La piaga del caporalato a quasi un anno dall’approvazione della legge

La piaga del caporalato a quasi un anno dall’approvazione della legge

CATANIA – Caporalato, una piaga tra le più problematiche della nostra isola, e in genere del sud Italia, e che da poco meno di un anno sembra aver trovato una svolta, l’approvazione della legge. Quest’ultimo sviluppo ha trovato una grande approvazione da parte degli addetti ai lavori, ma a distanza di quasi un anno dall’entrata in vigore continuano a persistere i casi, specialmente nell’ultimo mese, di lavoratori, in maggioranza extracomunitari, che vengono sfruttati. A ciò si aggiunge l’aggravante delle alte temperature, che peggiorano le condizioni di salute delle vittime, uomini arrivati qui con la speranza di un tenore di vita migliore e costretti invece a subire lo sfruttamento da parte dei loro superiori.

I dati del quinto rapporto Agromafie parlano di un milione di aziende che operano nel pieno rispetto delle regole e dei lavoratori, ma la retribuzione che viene offerta nei confronti dei dipendenti è pari a 15 euro al giorno. Una cifra impressionante se si considerano le 10 ore di lavoro alle quali gli schiavi vittime di questa “nuova tratta” vengono sottoposti. Oltre a ciò, vi è anche lo svolgimento della funzione di intermediario da parte delle organizzazioni criminali, come accaduto di recente in diverse zone della Sicilia orientale, che dettano le regole da seguire ai titolari delle aziende agricole, e il mancato rispetto da parte di alcune aziende delle norme igieniche e abitative che non danno ai dipendenti le giuste garanzie nelle ore diverse da quelle lavorative.

A questo proposito abbiamo sentito il vicepresidente della Cia, Confederazione Italiana Agricoltori Sicilia Orientale, Giosuè Catania che si ha mostrato come da quando è stata applicata la legge sono stati fatti diversi passi avanti, ma c’è ancora molta strada da fare. “Abbiamo avuto di recente un tavolo di confronto a livello provinciale convocato dal prefetto – commenta Catania – al termine del quale siamo giunti alla firma di un protocollo d’intesa per il rispetto della legge, attraverso quello delle normative, l’affermazione della dignità del lavoro umano e perseguendo i casi in cui non viene rispettata, compresi quelli di aziende con lavoratori in nero. Tutto questo in ogni aspetto, dai corretti pagamenti al rispetto delle condizioni abitative. Gli ispettori del lavoro stanno eseguendo i controlli amministrativi in tutte le aziende e ancora c’è molta strada da fare perché la legge è ancora nuova e in fase di rodaggio. Ricordo anche però che non dobbiamo vivere questa lotta come una caccia alle streghe nei confronti di qualsiasi imprenditore nell’applicazione della legge si devono distinguere sempre i reati penali da quelli amministrativi”.

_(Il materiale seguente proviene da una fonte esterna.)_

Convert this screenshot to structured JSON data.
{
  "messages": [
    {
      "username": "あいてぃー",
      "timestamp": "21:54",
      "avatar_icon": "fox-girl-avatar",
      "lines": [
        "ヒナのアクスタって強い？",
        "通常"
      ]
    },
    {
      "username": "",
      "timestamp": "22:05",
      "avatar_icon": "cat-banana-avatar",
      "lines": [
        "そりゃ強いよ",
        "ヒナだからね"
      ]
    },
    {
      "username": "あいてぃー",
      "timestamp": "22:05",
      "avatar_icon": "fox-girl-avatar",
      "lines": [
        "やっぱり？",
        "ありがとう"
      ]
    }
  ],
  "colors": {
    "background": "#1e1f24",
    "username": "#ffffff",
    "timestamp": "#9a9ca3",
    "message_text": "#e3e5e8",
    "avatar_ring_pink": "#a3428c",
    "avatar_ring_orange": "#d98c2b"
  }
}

La distribuzione geografica del fenomeno è molto varia in quanto “questa tratta di extracomunitari – continua Catania – è presente in numero maggiore nelle zone in cui l’agricoltura è specializzata e c’è più bisogno di manodopera, ovvero la parte orientale dell’isola, ma i casi più eclatanti li abbiamo avuti in Puglia e in Calabria. Aggiungo anche che dovrebbero essere intensificati i controlli alle frontiere per fermare la cosiddetta concorrenza sleale, che è un grande ostacolo verso lo sviluppo economico dell’isola e mette spesso in difficoltà le aziende in regola, causando dei costi aggiuntivi. Per non parlare del malaffare e degli intermediari che impongono le tariffe per i lavoratori stessi. Queste condizioni di sfruttamento rappresentano una sparuta presenza nel territorio siciliano che invece si afferma nel panorama nazionale come una realtà sana e fortemente produttiva”.

Infine le condizioni climatiche del periodo favoriscono il dilagare del fenomeno e la manodopera, composta in prevalenza da extracomunitari, andrebbe equilibrata, ma anche a livello nazionale si sta continuando a lottare per porre rimedio. “Le condizioni climatiche attuali – conclude Catania – con le grandi campagne di raccolta non fanno altro che peggiorare la situazione e mettono a nudo le condizioni abitative al di sotto del minimo livello di civiltà. Ci troviamo in una polveriera e gli extracomunitari, che arrivano qui e si adattano, sono l’anello più debole. Andrebbe regolarizzata la manodopera per non entrare in conflitto con la realtà territoriale. Ma la nostra lotta per il corretto rispetto della legge non finisce e abbiamo avuto di recente incontri con i tre ministri del Lavoro, delle Politiche Agricole e della Giustizia, Poletti, Martina e Orlando, in cui noi come Cia abbiamo discusso il completo rispetto della legge a quasi un anno dalla sua approvazione”.